ホーム > 小説ギャラリー > Artificial Crisis > “Artificial Crisis segment-α”
「 ――
こんな噛ませ犬を嗾けやがって・・・・・・一体どういうつもりだ?」
荒れ狂う白が視界を覆う中、僅かに確認できるのは、数十メートル向こうにある機体の、その紅いアイ・ユニットの輝き。そして、足元に転がる焦げ付いた装甲
―― 何処か甲殻類を連想させるようなフォルムをした機体の、成れの果てだった。
『 ――
それが何かは知っている?・・・・・・それが“ファンタズマ”よ・・・・・・もっとも、それはプロトタイプだけれど』
質問には答えず、逆に問うてくる。しかもそれに対する解答付きで、だ。
あれがプロトタイプであることは頷けた。性能的にも、取り立てて眼を見張るところは無かった。強いて言えばその火力
――
丸みを帯びた頭部の下、突き出されるかのように配置されたアームに挟まれあるプラズマ・キャノン、そして大量のバーティカル・ミサイル。それらは確かに強力ではあるだろうが、当たらなければ意味は無い。そしてそれが有していた高い装甲能力も、決して良好とは言えない機動性に足を引っ張られる形となっていた。

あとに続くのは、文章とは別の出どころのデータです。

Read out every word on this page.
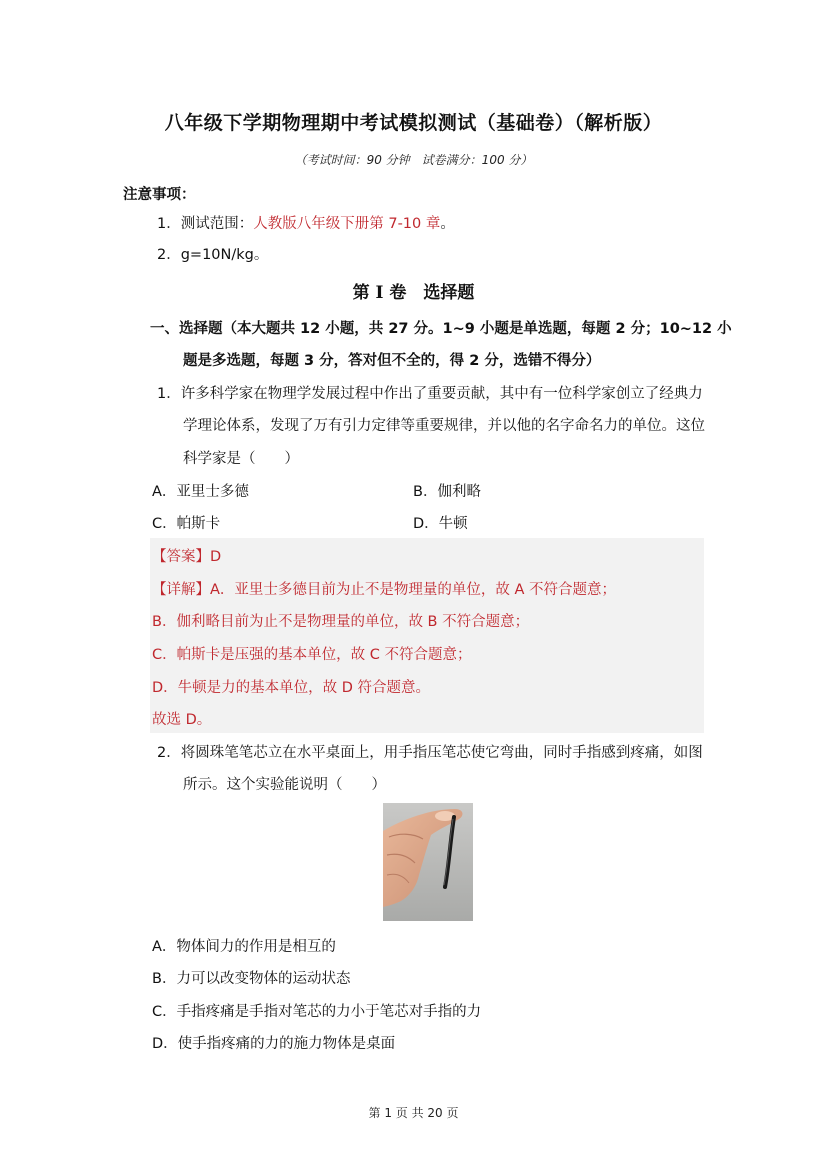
八年级下学期物理期中考试模拟测试（基础卷）（解析版）
（考试时间：90 分钟　试卷满分：100 分）
注意事项：
1．测试范围：人教版八年级下册第 7-10 章。
2．g=10N/kg。
第 Ⅰ 卷　选择题
一、选择题（本大题共 12 小题，共 27 分。1~9 小题是单选题，每题 2 分；10~12 小
题是多选题，每题 3 分，答对但不全的，得 2 分，选错不得分）
1．许多科学家在物理学发展过程中作出了重要贡献，其中有一位科学家创立了经典力
学理论体系，发现了万有引力定律等重要规律，并以他的名字命名力的单位。这位
科学家是（　　）
A．亚里士多德	B．伽利略
C．帕斯卡	D．牛顿
【答案】D
【详解】A．亚里士多德目前为止不是物理量的单位，故 A 不符合题意；
B．伽利略目前为止不是物理量的单位，故 B 不符合题意；
C．帕斯卡是压强的基本单位，故 C 不符合题意；
D．牛顿是力的基本单位，故 D 符合题意。
故选 D。
2．将圆珠笔笔芯立在水平桌面上，用手指压笔芯使它弯曲，同时手指感到疼痛，如图
所示。这个实验能说明（　　）
A．物体间力的作用是相互的
B．力可以改变物体的运动状态
C．手指疼痛是手指对笔芯的力小于笔芯对手指的力
D．使手指疼痛的力的施力物体是桌面
第 1 页 共 20 页
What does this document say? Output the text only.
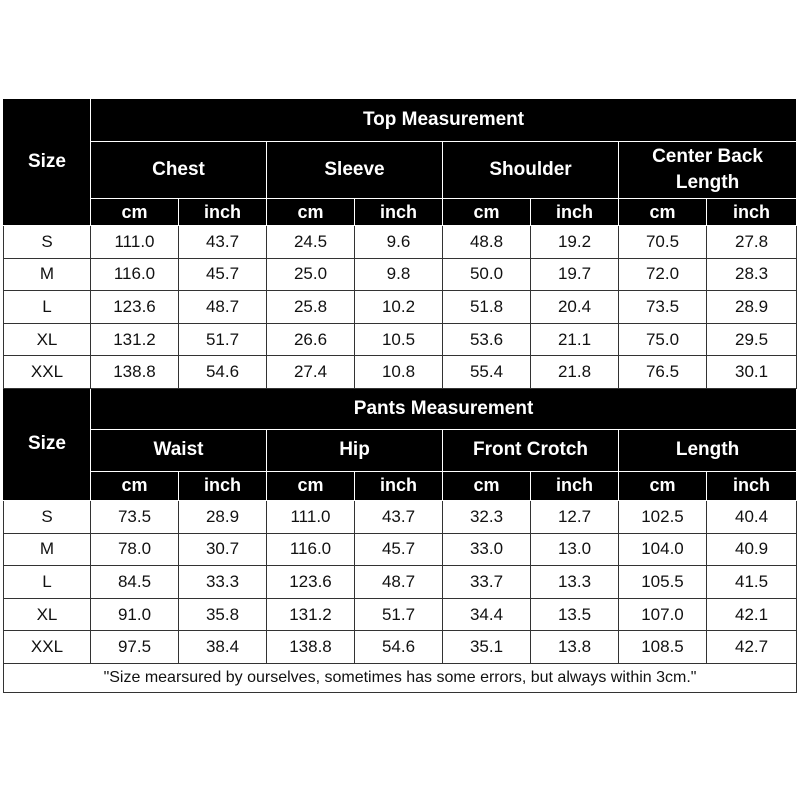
Size	Top Measurement							
	Chest		Sleeve		Shoulder		Center Back
Length	
	cm	inch	cm	inch	cm	inch	cm	inch
S	111.0	43.7	24.5	9.6	48.8	19.2	70.5	27.8
M	116.0	45.7	25.0	9.8	50.0	19.7	72.0	28.3
L	123.6	48.7	25.8	10.2	51.8	20.4	73.5	28.9
XL	131.2	51.7	26.6	10.5	53.6	21.1	75.0	29.5
XXL	138.8	54.6	27.4	10.8	55.4	21.8	76.5	30.1
Size	Pants Measurement							
	Waist		Hip		Front Crotch		Length	
	cm	inch	cm	inch	cm	inch	cm	inch
S	73.5	28.9	111.0	43.7	32.3	12.7	102.5	40.4
M	78.0	30.7	116.0	45.7	33.0	13.0	104.0	40.9
L	84.5	33.3	123.6	48.7	33.7	13.3	105.5	41.5
XL	91.0	35.8	131.2	51.7	34.4	13.5	107.0	42.1
XXL	97.5	38.4	138.8	54.6	35.1	13.8	108.5	42.7
"Size mearsured by ourselves, sometimes has some errors, but always within 3cm."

現にプラズマは闇雲に降りしきる雪を溶解させ、ミサイルは地形を微妙に変化させるに留まり、ほとんどその能力を発揮することなく処分された。そしてそれが溶かした雪、変貌させた地形は共に降雪により全てが無に帰していた。
「
――
もう一度聞くぞ。一体何のつもりだ?」
舞う雪にも勝るような、冷たい声で再び問う。既に破壊した“ファンタズマ”には、もう興味も何も無い、といった風に。
『
―― 私には、わからない・・・・・・けれど、“これ”を終わらせなければならない・・・・・・それはわかる、感じている。あなたも ――
そうなのじゃない?』
ある意味ひどく具体的な答えだったが ――
またある方面では、答えとしての意味すらなさない“回答”でもあった。だが、彼女が言うことは ――
実際、図星だった。
「本気で来る、ということか・・・・・・構わんぞ。俺も丁度“そう”思っていたからな・・・・・・」
彼女は無言だ。だが、その眼の光芒
――
それが途端に立ち消えたことで、それを悟る。
“終わり”が始まったことを。
すぐさま飛び退きつつ、前部アサルト・アーマーの接続を解除、雪原に投棄する。それと連動して滑り落ちるバインダー・アーマーとまだたっぷりと燃焼剤の残っているタンク。全重量の急激な低下に、機体が一瞬浮かび上がる。だがそれもすぐに落ち着き、次いで凄まじいまでのノイズが、レーダーに走った。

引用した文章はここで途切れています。